Inflation figures may limit benefits
Updated on 13 October 2009
Inflation has fallen to an annual rate of 1.1 per cent, the lowest level for five years, according to official figures.

The main reason for the fall is gas and electricity bills.
In September last year, energy prices went up sharply but in September this year they are unchanged.
As a result, that has helped to pull down the rate of inflation.
Bananas also played their part. Fruit prices helped to bring down the level of inflation, as did meat prices.
The big picture is that inflation has fallen dramatically over the last year.
In September 2008, the annual rate of inflation was 5.2 per cent compared to today's level of 1.1 per cent.
That reflected a big rise in oil prices that pushed up petrol, gas, and electricity.
As the world plunged into recession at the end of last year, oil prices fell sharply, taking many other prices down with them.
But many economists believe that this is the low point for inflation and the rate will now start to turn up.
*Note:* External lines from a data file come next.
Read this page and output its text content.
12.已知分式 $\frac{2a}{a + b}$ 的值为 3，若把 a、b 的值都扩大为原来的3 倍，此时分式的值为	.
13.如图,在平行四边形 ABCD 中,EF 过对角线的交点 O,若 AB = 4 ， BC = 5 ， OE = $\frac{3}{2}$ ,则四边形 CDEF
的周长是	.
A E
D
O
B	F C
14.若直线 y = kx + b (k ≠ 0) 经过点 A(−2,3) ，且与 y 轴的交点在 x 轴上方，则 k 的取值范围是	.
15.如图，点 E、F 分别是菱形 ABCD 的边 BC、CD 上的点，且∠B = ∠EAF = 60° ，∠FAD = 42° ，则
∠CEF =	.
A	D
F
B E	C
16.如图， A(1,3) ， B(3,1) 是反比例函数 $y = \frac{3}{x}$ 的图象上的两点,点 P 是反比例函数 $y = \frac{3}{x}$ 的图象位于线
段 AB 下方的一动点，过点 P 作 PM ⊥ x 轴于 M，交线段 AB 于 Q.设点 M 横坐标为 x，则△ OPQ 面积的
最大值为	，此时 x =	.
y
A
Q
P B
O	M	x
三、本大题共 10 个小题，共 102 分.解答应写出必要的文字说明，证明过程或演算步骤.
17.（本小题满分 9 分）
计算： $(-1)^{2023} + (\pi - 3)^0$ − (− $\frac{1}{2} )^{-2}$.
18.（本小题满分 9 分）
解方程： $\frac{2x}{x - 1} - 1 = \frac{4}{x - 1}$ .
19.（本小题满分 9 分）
That is partly for technical reasons. The big rises in petrol, gas and electricity that we saw last year have now fallen out of the inflation measure, so they won't have any influence on the overall rate from now on.
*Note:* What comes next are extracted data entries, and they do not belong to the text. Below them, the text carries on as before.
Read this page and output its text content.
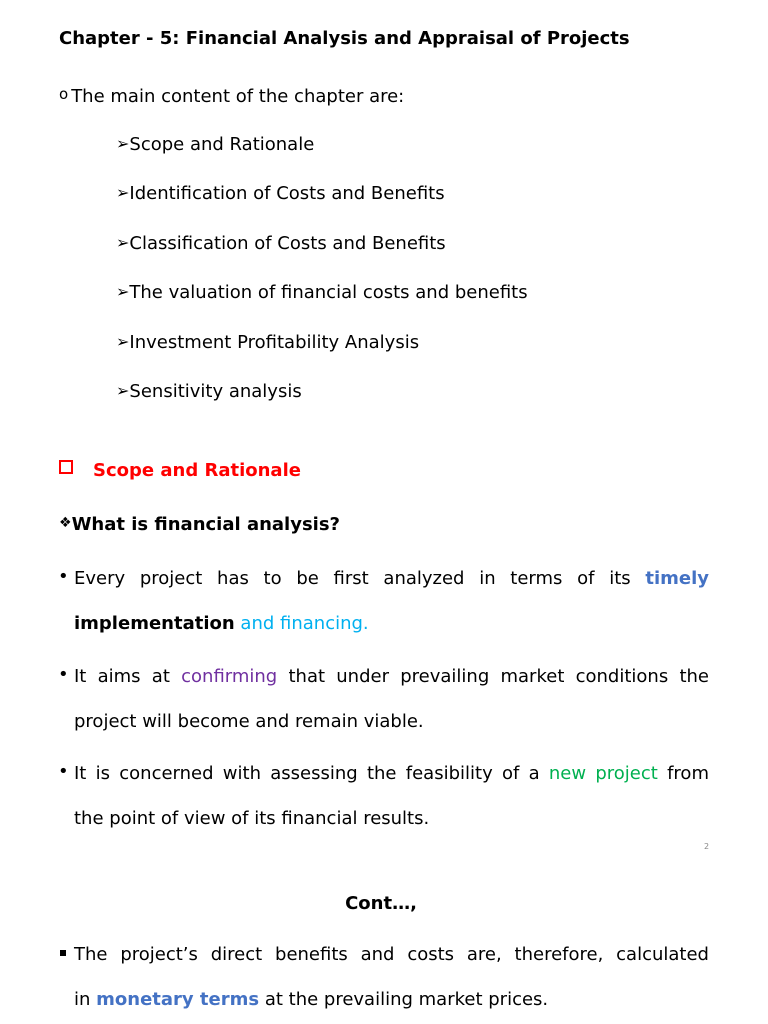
Chapter - 5: Financial Analysis and Appraisal of Projects
o The main content of the chapter are:
➢Scope and Rationale
➢Identification of Costs and Benefits
➢Classification of Costs and Benefits
➢The valuation of financial costs and benefits
➢Investment Profitability Analysis
➢Sensitivity analysis
Scope and Rationale
❖What is financial analysis?
• Every project has to be first analyzed in terms of its timely
implementation and financing.
• It aims at confirming that under prevailing market conditions the
project will become and remain viable.
• It is concerned with assessing the feasibility of a new project from
the point of view of its financial results.
2
Cont…,
The project’s direct benefits and costs are, therefore, calculated
in monetary terms at the prevailing market prices.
The government's decision to cut VAT last January is another big influence.
Official statisticians reckon that the VAT cut on its own may have taken 1.5 percentage points off the inflation rate.
So when VAT goes back up in January 2010, it is assumed that the inflation rate will go back up by roughly that amount as well.
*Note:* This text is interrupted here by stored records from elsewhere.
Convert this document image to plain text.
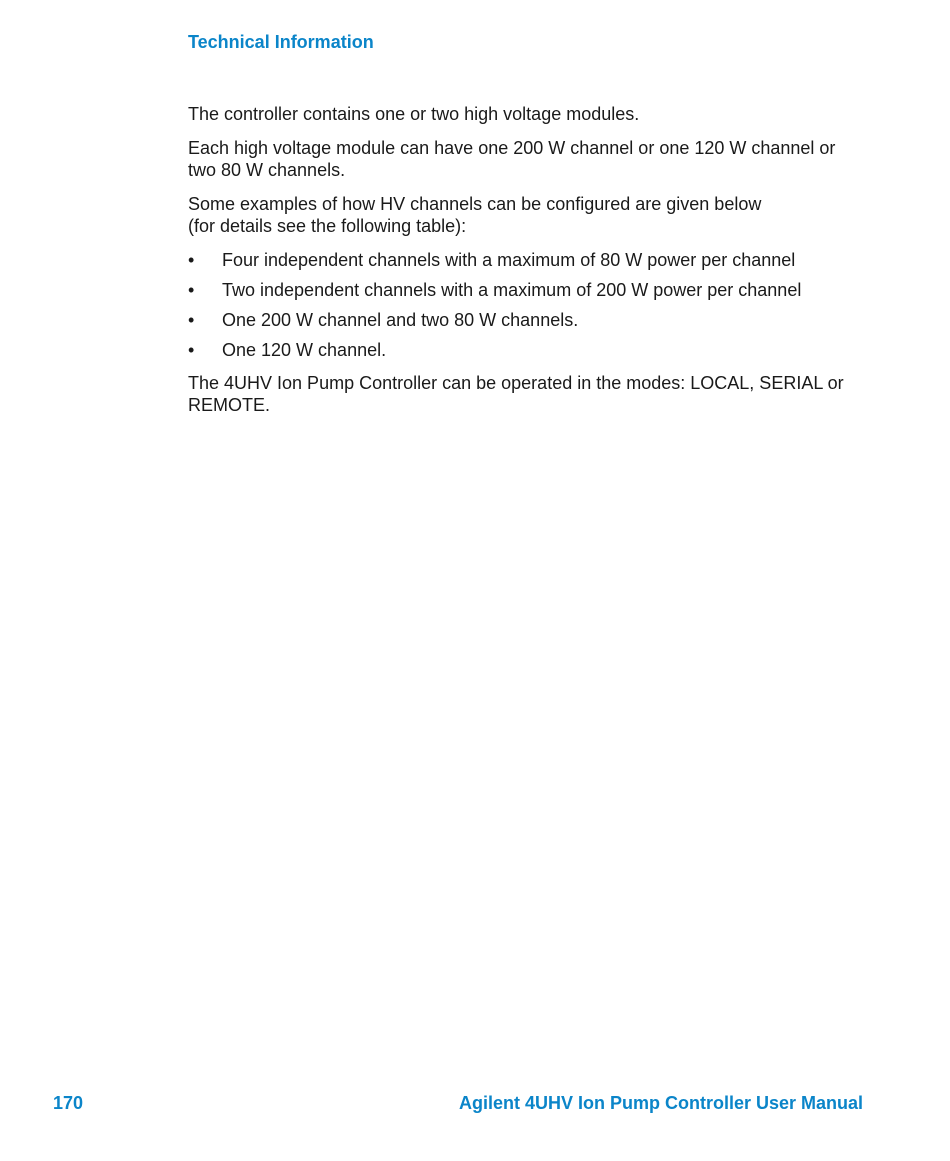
Technical Information

The controller contains one or two high voltage modules.

Each high voltage module can have one 200 W channel or one 120 W channel or
two 80 W channels.

Some examples of how HV channels can be configured are given below
(for details see the following table):

• Four independent channels with a maximum of 80 W power per channel
• Two independent channels with a maximum of 200 W power per channel
• One 200 W channel and two 80 W channels.
• One 120 W channel.

The 4UHV Ion Pump Controller can be operated in the modes: LOCAL, SERIAL or
REMOTE.

170	Agilent 4UHV Ion Pump Controller User Manual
This matters to anyone with savings or a mortgage because its this rate of inflation that determines what the Bank of England does with interest rates.
The Bank aims to keep inflation at 2 per cent so an annual rate of 1.1 per cent suggests the Bank has little to worry about on the inflation front and will be keeping rates low for some time to come.
It also suggests the Bank will also want to continue with its programme of Quantitative Easing, boosting the economy by pumping money directly into the financial system.
If inflation now heads back up, that suggests the Bank will start thinking about raising interest rates or reversing Quantitative Easing.
So economists are now arguing about how important any future upturn in inflation really is.
Some point to the fact that petrol prices are now on the way back up as oil prices have risen again.
Others argue that the Bank will not be influenced by a rise in inflation if its just been caused by technical factors, like the change in VAT.
They argue that with the economy still in recession, with unemployment on the rise, with banks still unwilling to lend, and with the prospect of higher taxes and public spending cuts on the horizon, the likelihood is that broader inflationary pressures will continue to ebb away.